Norway: Split VAT treatment required for data center services provided to foreign customers with customer-owned servers (Tax Appeals Board decision)
Norwegian VAT treatment of planned data center services sold to foreign business customers with no establishment or business activity in Norway
Norway’s independent administrative tax appeals board (Skatteklagenemnda) on March 12, 2026, published its decision in Case SKNS1-2020-134, in which it reviewed a binding advance ruling regarding the Norwegian value added tax (VAT) treatment of planned data center services sold to foreign business customers with no establishment or business activity in Norway.
The company planned to host customers’ customer-owned servers in Norway and keep them running with high uptime by providing specialized premises, power (billed separately based on actual consumption), cooling, network connectivity, physical security, fire protection, and monitoring/operations support.

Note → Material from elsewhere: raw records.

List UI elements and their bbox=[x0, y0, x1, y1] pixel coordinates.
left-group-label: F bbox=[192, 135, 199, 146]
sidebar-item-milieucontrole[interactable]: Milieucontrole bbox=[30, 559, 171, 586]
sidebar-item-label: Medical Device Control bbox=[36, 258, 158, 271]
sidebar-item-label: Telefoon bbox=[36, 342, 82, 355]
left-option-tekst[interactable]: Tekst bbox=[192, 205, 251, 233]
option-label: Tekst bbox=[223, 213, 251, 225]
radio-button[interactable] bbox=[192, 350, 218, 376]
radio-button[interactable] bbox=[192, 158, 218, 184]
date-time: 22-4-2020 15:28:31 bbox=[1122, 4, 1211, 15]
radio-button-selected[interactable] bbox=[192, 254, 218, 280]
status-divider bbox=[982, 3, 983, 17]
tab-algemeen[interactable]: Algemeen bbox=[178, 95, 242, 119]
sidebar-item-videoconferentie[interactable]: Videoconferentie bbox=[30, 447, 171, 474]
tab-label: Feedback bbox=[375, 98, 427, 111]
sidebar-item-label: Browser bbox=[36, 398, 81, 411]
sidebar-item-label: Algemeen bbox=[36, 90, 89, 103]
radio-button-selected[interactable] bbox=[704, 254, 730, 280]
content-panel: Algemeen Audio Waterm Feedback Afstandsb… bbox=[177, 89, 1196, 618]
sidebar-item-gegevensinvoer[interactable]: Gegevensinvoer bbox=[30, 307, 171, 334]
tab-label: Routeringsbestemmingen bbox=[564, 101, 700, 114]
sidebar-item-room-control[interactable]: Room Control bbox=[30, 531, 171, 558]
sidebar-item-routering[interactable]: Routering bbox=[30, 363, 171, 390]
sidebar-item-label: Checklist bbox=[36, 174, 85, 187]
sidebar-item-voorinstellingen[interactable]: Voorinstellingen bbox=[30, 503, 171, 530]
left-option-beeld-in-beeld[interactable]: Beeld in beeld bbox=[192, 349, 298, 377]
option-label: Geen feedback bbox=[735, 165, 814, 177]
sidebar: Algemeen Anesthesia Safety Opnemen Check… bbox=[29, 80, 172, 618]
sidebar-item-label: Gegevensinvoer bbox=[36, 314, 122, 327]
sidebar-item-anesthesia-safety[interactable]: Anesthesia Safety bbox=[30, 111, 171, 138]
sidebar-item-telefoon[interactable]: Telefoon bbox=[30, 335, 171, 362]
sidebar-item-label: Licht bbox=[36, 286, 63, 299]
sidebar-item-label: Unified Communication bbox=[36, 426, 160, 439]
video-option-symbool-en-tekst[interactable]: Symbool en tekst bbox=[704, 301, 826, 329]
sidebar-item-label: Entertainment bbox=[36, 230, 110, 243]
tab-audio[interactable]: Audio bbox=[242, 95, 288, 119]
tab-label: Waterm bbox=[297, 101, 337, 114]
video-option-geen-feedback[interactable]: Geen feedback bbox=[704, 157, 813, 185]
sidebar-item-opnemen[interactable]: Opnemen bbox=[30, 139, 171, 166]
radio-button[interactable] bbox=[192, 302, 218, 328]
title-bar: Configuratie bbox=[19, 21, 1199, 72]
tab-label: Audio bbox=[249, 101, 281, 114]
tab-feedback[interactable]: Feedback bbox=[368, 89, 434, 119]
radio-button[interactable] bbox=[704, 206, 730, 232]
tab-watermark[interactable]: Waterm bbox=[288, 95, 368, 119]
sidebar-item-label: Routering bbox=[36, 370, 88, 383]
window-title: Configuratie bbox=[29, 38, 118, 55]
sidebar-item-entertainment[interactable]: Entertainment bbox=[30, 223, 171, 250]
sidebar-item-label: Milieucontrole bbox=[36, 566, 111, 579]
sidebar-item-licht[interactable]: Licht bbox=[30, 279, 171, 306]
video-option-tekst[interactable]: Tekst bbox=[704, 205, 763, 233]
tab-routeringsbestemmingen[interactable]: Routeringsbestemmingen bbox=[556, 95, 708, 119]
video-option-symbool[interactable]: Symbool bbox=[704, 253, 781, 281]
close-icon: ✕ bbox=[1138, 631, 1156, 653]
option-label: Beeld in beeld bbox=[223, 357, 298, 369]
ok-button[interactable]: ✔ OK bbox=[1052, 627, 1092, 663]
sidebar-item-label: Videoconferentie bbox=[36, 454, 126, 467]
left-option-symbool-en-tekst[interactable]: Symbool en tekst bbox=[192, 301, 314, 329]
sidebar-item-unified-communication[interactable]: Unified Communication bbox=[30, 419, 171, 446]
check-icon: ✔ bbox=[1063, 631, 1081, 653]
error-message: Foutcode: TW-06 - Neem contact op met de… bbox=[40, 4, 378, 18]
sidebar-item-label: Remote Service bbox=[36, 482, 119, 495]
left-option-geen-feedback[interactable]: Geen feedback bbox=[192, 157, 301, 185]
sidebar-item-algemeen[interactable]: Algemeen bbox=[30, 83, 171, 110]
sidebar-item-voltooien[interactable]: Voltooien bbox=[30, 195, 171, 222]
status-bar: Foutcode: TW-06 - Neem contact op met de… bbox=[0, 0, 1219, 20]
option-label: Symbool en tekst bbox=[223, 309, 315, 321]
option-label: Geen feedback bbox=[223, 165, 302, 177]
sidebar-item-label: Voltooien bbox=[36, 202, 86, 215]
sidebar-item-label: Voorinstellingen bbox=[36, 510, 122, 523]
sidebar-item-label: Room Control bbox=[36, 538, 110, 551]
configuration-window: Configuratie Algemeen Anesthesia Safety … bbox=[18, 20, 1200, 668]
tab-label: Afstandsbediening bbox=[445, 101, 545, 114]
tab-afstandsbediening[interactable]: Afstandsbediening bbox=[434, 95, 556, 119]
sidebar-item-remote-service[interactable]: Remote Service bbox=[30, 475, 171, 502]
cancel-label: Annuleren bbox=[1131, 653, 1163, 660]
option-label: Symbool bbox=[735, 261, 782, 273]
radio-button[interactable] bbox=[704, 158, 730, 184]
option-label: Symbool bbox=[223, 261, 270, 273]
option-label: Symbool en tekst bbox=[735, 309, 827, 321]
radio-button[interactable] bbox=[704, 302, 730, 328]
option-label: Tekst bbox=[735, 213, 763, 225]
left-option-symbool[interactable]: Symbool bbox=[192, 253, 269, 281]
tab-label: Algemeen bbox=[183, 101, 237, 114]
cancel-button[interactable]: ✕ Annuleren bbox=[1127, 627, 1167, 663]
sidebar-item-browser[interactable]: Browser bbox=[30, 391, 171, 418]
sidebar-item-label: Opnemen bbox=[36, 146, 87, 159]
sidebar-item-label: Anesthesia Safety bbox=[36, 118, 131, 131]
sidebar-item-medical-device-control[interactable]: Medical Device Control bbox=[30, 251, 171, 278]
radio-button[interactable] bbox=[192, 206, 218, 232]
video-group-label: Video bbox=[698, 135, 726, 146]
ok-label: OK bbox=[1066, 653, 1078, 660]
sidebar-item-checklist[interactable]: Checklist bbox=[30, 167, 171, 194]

The company argued that customers bought one integrated “data center operations service” and that Norway should treat the entire package as zero-rated export of services under section 6-22 of the VAT Act. This provision removes Norwegian VAT when:
- The service qualifies as remote deliverable (meaning the service, by its nature, does not tie to a specific physical place) and the recipient operates outside Norway, or
- The service serves exclusively for use outside Norway.

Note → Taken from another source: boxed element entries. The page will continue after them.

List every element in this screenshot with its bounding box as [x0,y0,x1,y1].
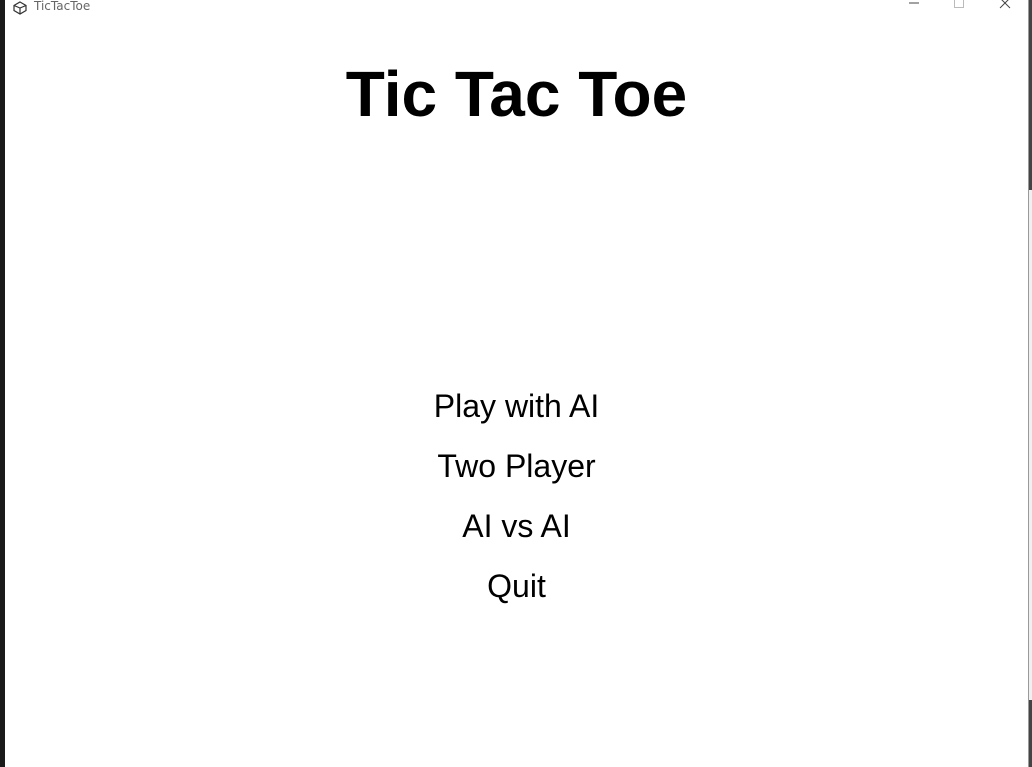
background-window-edge [1028,0,1032,767]
play-with-ai-button[interactable]: Play with AI [5,384,1028,444]
maximize-icon[interactable] [936,0,982,14]
two-player-button[interactable]: Two Player [5,444,1028,504]
play-with-ai-label: Play with AI [433,388,600,424]
minimize-icon[interactable] [891,0,937,14]
ai-vs-ai-button[interactable]: AI vs AI [5,504,1028,564]
ai-vs-ai-label: AI vs AI [462,508,571,544]
game-title: Tic Tac Toe [345,58,688,130]
close-icon[interactable] [982,0,1028,14]
title-bar[interactable]: TicTacToe [5,0,1028,15]
main-menu: Play with AI Two Player AI vs AI Quit [5,384,1028,624]
quit-label: Quit [487,568,546,604]
desktop: TicTacToe Tic Tac Toe Play with AI Two P… [0,0,1032,767]
app-window: TicTacToe Tic Tac Toe Play with AI Two P… [5,0,1028,767]
quit-button[interactable]: Quit [5,564,1028,624]
window-title: TicTacToe [34,0,91,13]
unity-logo-icon [13,0,27,15]
two-player-label: Two Player [437,448,596,484]
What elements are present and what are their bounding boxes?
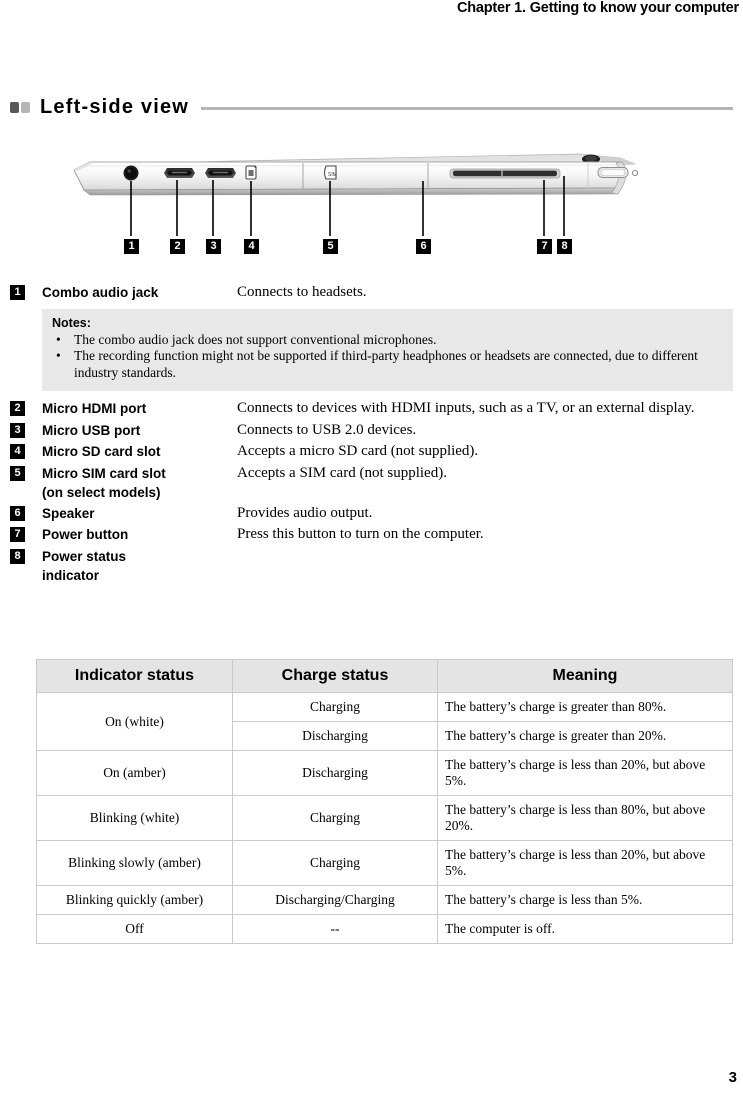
feature-item-8: 8 Power status indicator — [10, 547, 735, 585]
note-bullet-icon: • — [56, 348, 61, 363]
feature-name-5: Micro SIM card slot (on select models) — [42, 465, 166, 500]
page-running-header: Chapter 1. Getting to know your computer — [456, 0, 739, 16]
table-row: On (white) Charging The battery’s charge… — [36, 692, 733, 751]
svg-text:SIM: SIM — [328, 172, 337, 178]
note-bullet-icon: • — [56, 331, 61, 347]
feature-name-7: Power button — [42, 527, 129, 542]
feature-item-1: 1 Combo audio jack Connects to headsets. — [10, 283, 735, 303]
cell-indicator-status: Blinking slowly (amber) — [36, 840, 233, 886]
cell-indicator-status: Blinking quickly (amber) — [36, 885, 233, 915]
cell-indicator-status: On (amber) — [36, 750, 233, 796]
feature-badge-6: 6 — [10, 505, 25, 521]
feature-list: 1 Combo audio jack Connects to headsets.… — [10, 283, 735, 587]
cell-meaning: The battery’s charge is less than 20%, b… — [437, 840, 733, 886]
title-rule-divider — [201, 107, 733, 110]
feature-name-3: Micro USB port — [42, 422, 141, 438]
micro-sd-card-slot — [245, 165, 257, 180]
section-bullet-light-icon — [21, 102, 30, 113]
callout-badge-3: 3 — [206, 239, 221, 254]
feature-badge-4: 4 — [10, 444, 25, 459]
feature-item-6: 6 Speaker Provides audio output. — [10, 504, 735, 524]
power-status-indicator-led — [631, 169, 639, 177]
feature-badge-5: 5 — [10, 465, 25, 481]
feature-badge-2: 2 — [10, 401, 25, 416]
speaker-grille — [449, 168, 561, 179]
note-item: • The combo audio jack does not support … — [52, 332, 723, 349]
callout-badge-5: 5 — [323, 239, 338, 254]
power-button — [597, 167, 629, 178]
feature-badge-1: 1 — [10, 285, 25, 300]
note-text: The recording function might not be supp… — [74, 348, 698, 380]
cell-indicator-status: On (white) — [36, 692, 233, 751]
feature-name-2: Micro HDMI port — [42, 401, 147, 416]
note-text: The combo audio jack does not support co… — [74, 331, 437, 347]
table-row: Blinking (white) Charging The battery’s … — [36, 795, 733, 841]
feature-name-4: Micro SD card slot — [42, 444, 161, 459]
page-number: 3 — [728, 1069, 737, 1086]
callout-badge-7: 7 — [537, 239, 552, 254]
table-row: Blinking quickly (amber) Discharging/Cha… — [36, 885, 733, 915]
section-bullet-dark-icon — [10, 102, 19, 113]
cell-charge-status: Discharging/Charging — [232, 885, 438, 915]
feature-badge-3: 3 — [10, 422, 25, 438]
table-row: On (amber) Discharging The battery’s cha… — [36, 750, 733, 796]
callout-badge-6: 6 — [416, 239, 431, 254]
callout-badge-2: 2 — [170, 239, 185, 254]
section-title-row: Left-side view — [10, 96, 733, 119]
feature-description-1: Connects to headsets. — [237, 284, 367, 300]
cell-charge-status: Charging — [232, 795, 438, 841]
cell-meaning: The battery’s charge is greater than 20%… — [437, 721, 733, 751]
table-row: Off -- The computer is off. — [36, 914, 733, 944]
cell-meaning: The battery’s charge is less than 5%. — [437, 885, 733, 915]
feature-item-7: 7 Power button Press this button to turn… — [10, 525, 735, 545]
power-status-indicator-table: Indicator status Charge status Meaning O… — [36, 659, 733, 944]
feature-badge-7: 7 — [10, 527, 25, 542]
cell-charge-status: Charging — [232, 692, 438, 722]
feature-description-7: Press this button to turn on the compute… — [237, 526, 484, 542]
callout-badge-8: 8 — [557, 239, 572, 254]
feature-item-2: 2 Micro HDMI port Connects to devices wi… — [10, 399, 735, 419]
feature-item-5: 5 Micro SIM card slot (on select models)… — [10, 464, 735, 502]
table-row: Blinking slowly (amber) Charging The bat… — [36, 840, 733, 886]
callout-badge-4: 4 — [244, 239, 259, 254]
table-header-row: Indicator status Charge status Meaning — [36, 659, 733, 693]
power-status-indicator-table-wrap: Indicator status Charge status Meaning O… — [36, 659, 733, 944]
cell-charge-status: -- — [232, 914, 438, 944]
feature-name-8: Power status indicator — [42, 548, 127, 583]
note-item: • The recording function might not be su… — [52, 348, 723, 381]
combo-audio-jack-port — [123, 165, 139, 181]
column-header-meaning: Meaning — [437, 659, 733, 693]
notes-box: Notes: • The combo audio jack does not s… — [42, 308, 733, 391]
feature-item-4: 4 Micro SD card slot Accepts a micro SD … — [10, 442, 735, 462]
feature-name-6: Speaker — [42, 505, 95, 521]
cell-charge-status: Charging — [232, 840, 438, 886]
feature-badge-8: 8 — [10, 548, 25, 564]
feature-description-3: Connects to USB 2.0 devices. — [237, 421, 417, 438]
cell-meaning: The battery’s charge is less than 20%, b… — [437, 750, 733, 796]
feature-item-3: 3 Micro USB port Connects to USB 2.0 dev… — [10, 421, 735, 441]
micro-hdmi-port — [164, 168, 195, 178]
feature-description-2: Connects to devices with HDMI inputs, su… — [237, 400, 695, 416]
cell-meaning: The battery’s charge is less than 80%, b… — [437, 795, 733, 841]
cell-charge-status: Discharging — [232, 750, 438, 796]
cell-meaning: The battery’s charge is greater than 80%… — [437, 692, 733, 722]
feature-description-6: Provides audio output. — [237, 504, 373, 521]
cell-indicator-status: Off — [36, 914, 233, 944]
cell-indicator-status: Blinking (white) — [36, 795, 233, 841]
cell-meaning: The computer is off. — [437, 914, 733, 944]
left-side-view-illustration: SIM 1 2 3 4 5 6 7 8 — [60, 140, 685, 265]
micro-sim-card-slot: SIM — [323, 165, 337, 180]
callout-badge-1: 1 — [124, 239, 139, 254]
feature-description-4: Accepts a micro SD card (not supplied). — [237, 443, 479, 459]
page-title: Left-side view — [40, 96, 190, 118]
notes-title: Notes: — [52, 315, 91, 330]
micro-usb-port — [205, 168, 236, 178]
feature-description-5: Accepts a SIM card (not supplied). — [237, 464, 447, 481]
column-header-charge-status: Charge status — [232, 659, 438, 693]
cell-charge-status: Discharging — [232, 721, 438, 751]
feature-name-1: Combo audio jack — [42, 285, 159, 300]
column-header-indicator-status: Indicator status — [36, 659, 233, 693]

The tax office, and later the secretariat, rejected the “single service” view and treated the arrangement as separate elements that customers can buy and price independently (for example, server hosting/physical storage in Norway and electricity), even if the elements together support uptime. They also relied on prior practice (including BFU-2012-25) that typically splits remote deliverable information technology (IT) operations from place-bound hosting and physical handling.

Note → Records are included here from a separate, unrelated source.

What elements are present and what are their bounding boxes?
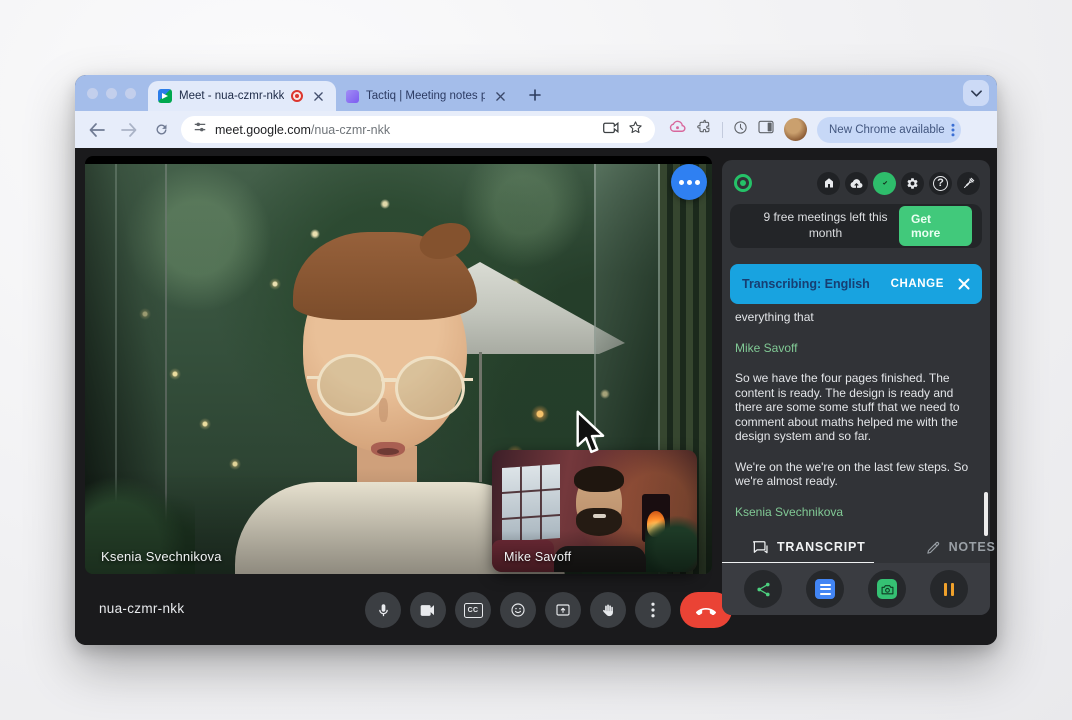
recording-indicator-icon: [291, 90, 303, 102]
maximize-window-button[interactable]: [125, 88, 136, 99]
minimize-window-button[interactable]: [106, 88, 117, 99]
pip-participant-name: Mike Savoff: [504, 550, 571, 564]
share-button[interactable]: [744, 570, 782, 608]
cc-icon: CC: [464, 603, 483, 618]
raise-hand-button[interactable]: [590, 592, 626, 628]
quota-card: 9 free meetings left this month Get more: [730, 204, 982, 248]
browser-toolbar: meet.google.com /nua-czmr-nkk: [75, 111, 997, 148]
window-traffic-lights: [75, 75, 148, 111]
cloud-upload-icon[interactable]: [845, 172, 868, 195]
tab-search-chevron-icon[interactable]: [963, 80, 989, 106]
chat-dot: [695, 180, 700, 185]
transcript-speaker: Ksenia Svechnikova: [735, 505, 970, 520]
reactions-button[interactable]: [500, 592, 536, 628]
quota-text: 9 free meetings left this month: [752, 210, 899, 241]
close-window-button[interactable]: [87, 88, 98, 99]
site-settings-icon[interactable]: [193, 120, 207, 139]
camera-in-use-icon[interactable]: [603, 121, 620, 139]
bookmark-star-icon[interactable]: [628, 120, 643, 140]
profile-avatar[interactable]: [784, 118, 807, 141]
transcript-chat-icon: [752, 540, 769, 555]
meet-favicon-icon: [158, 89, 172, 103]
transcribing-status: Transcribing: English: [742, 277, 870, 291]
side-panel-icon[interactable]: [758, 120, 774, 139]
tab-notes-label: NOTES: [949, 540, 996, 554]
docs-icon: [815, 579, 835, 599]
tactiq-extension-icon[interactable]: [669, 120, 686, 139]
more-options-button[interactable]: [635, 592, 671, 628]
extensions-puzzle-icon[interactable]: [696, 119, 712, 140]
transcript-text: So we have the four pages finished. The …: [735, 371, 970, 444]
pause-icon: [944, 583, 955, 596]
help-icon[interactable]: ?: [929, 172, 952, 195]
google-docs-button[interactable]: [806, 570, 844, 608]
pause-transcription-button[interactable]: [930, 570, 968, 608]
transcript-scrollbar[interactable]: [984, 492, 988, 536]
browser-window: Meet - nua-czmr-nkk Tactiq | Meeting not…: [75, 75, 997, 645]
new-chrome-label: New Chrome available: [829, 124, 945, 136]
call-controls: CC: [365, 592, 732, 628]
close-tab-icon[interactable]: [310, 88, 326, 104]
sidebar-tabs: TRANSCRIPT NOTES: [722, 532, 990, 562]
camera-button[interactable]: [410, 592, 446, 628]
camera-capture-icon: [877, 579, 897, 599]
back-icon[interactable]: [85, 118, 109, 142]
screenshot-button[interactable]: [868, 570, 906, 608]
home-icon[interactable]: [817, 172, 840, 195]
tactiq-action-bar: [722, 563, 990, 615]
meet-page: Ksenia Svechnikova Mike Savoff nu: [75, 148, 997, 645]
close-banner-icon[interactable]: [958, 278, 970, 290]
forward-icon[interactable]: [117, 118, 141, 142]
tab-meet[interactable]: Meet - nua-czmr-nkk: [148, 81, 336, 111]
tactiq-logo-icon: [734, 174, 752, 192]
close-tab-icon[interactable]: [492, 88, 508, 104]
microphone-button[interactable]: [365, 592, 401, 628]
settings-gear-icon[interactable]: [901, 172, 924, 195]
transcript-speaker: Mike Savoff: [735, 341, 970, 356]
tab-strip: Meet - nua-czmr-nkk Tactiq | Meeting not…: [75, 75, 997, 111]
tab-transcript-label: TRANSCRIPT: [777, 540, 866, 554]
help-glyph: ?: [933, 176, 948, 191]
url-host: meet.google.com: [215, 123, 311, 137]
shield-check-icon: [873, 172, 896, 195]
transcript-list[interactable]: everything that Mike Savoff So we have t…: [735, 310, 970, 528]
tactiq-favicon-icon: [346, 90, 359, 103]
meet-control-bar: nua-czmr-nkk CC: [75, 575, 722, 645]
address-bar[interactable]: meet.google.com /nua-czmr-nkk: [181, 116, 655, 143]
url-path: /nua-czmr-nkk: [311, 123, 390, 137]
extensions-row: New Chrome available: [669, 117, 961, 143]
transcribing-banner: Transcribing: English CHANGE: [730, 264, 982, 304]
reload-icon[interactable]: [149, 118, 173, 142]
new-tab-button[interactable]: [522, 82, 548, 108]
pip-video-tile[interactable]: Mike Savoff: [492, 450, 697, 572]
tab-meet-title: Meet - nua-czmr-nkk: [179, 90, 284, 102]
transcript-text: We're on the we're on the last few steps…: [735, 460, 970, 489]
chat-dot: [687, 180, 692, 185]
main-participant-name: Ksenia Svechnikova: [101, 549, 222, 564]
change-language-button[interactable]: CHANGE: [891, 278, 944, 290]
transcript-text: everything that: [735, 310, 970, 325]
tactiq-sidebar: ? 9 free meetings left this month Get mo…: [722, 160, 990, 615]
captions-button[interactable]: CC: [455, 592, 491, 628]
extension-circle-icon[interactable]: [733, 120, 748, 140]
present-screen-button[interactable]: [545, 592, 581, 628]
tab-tactiq[interactable]: Tactiq | Meeting notes powe: [336, 81, 518, 111]
tactiq-header: ?: [734, 170, 980, 196]
chat-bubble-button[interactable]: [671, 164, 707, 200]
get-more-button[interactable]: Get more: [899, 206, 972, 246]
chat-dot: [679, 180, 684, 185]
browser-menu-kebab-icon[interactable]: [951, 123, 955, 137]
popout-pin-icon[interactable]: [957, 172, 980, 195]
tab-transcript[interactable]: TRANSCRIPT: [752, 540, 866, 555]
mouse-cursor: [575, 410, 607, 461]
tab-tactiq-title: Tactiq | Meeting notes powe: [366, 90, 485, 102]
new-chrome-available-button[interactable]: New Chrome available: [817, 117, 961, 143]
notes-pencil-icon: [926, 540, 941, 555]
toolbar-divider: [722, 122, 723, 138]
meeting-code: nua-czmr-nkk: [99, 601, 184, 616]
tab-notes[interactable]: NOTES: [926, 540, 996, 555]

The Tax Appeals Board agreed with the secretariat and denied the appeal. The decision required the company to split the transaction and apply VAT based on each element’s nature: it can treat genuinely remote deliverable digital operations/monitoring as zero-rated when sold to qualifying foreign business customers, but it must treat physical hosting/storage and other place-bound services performed and used in Norway as VAT-taxable.
KPMG observation
The case highlights that the VAT treatment of bundled transactions (in this case data center operations services) must be carefully reviewed on a case-by-case and country-by-country basis. Businesses should design agreements, service descriptions, and invoice line structures in line with economic realities to support their position.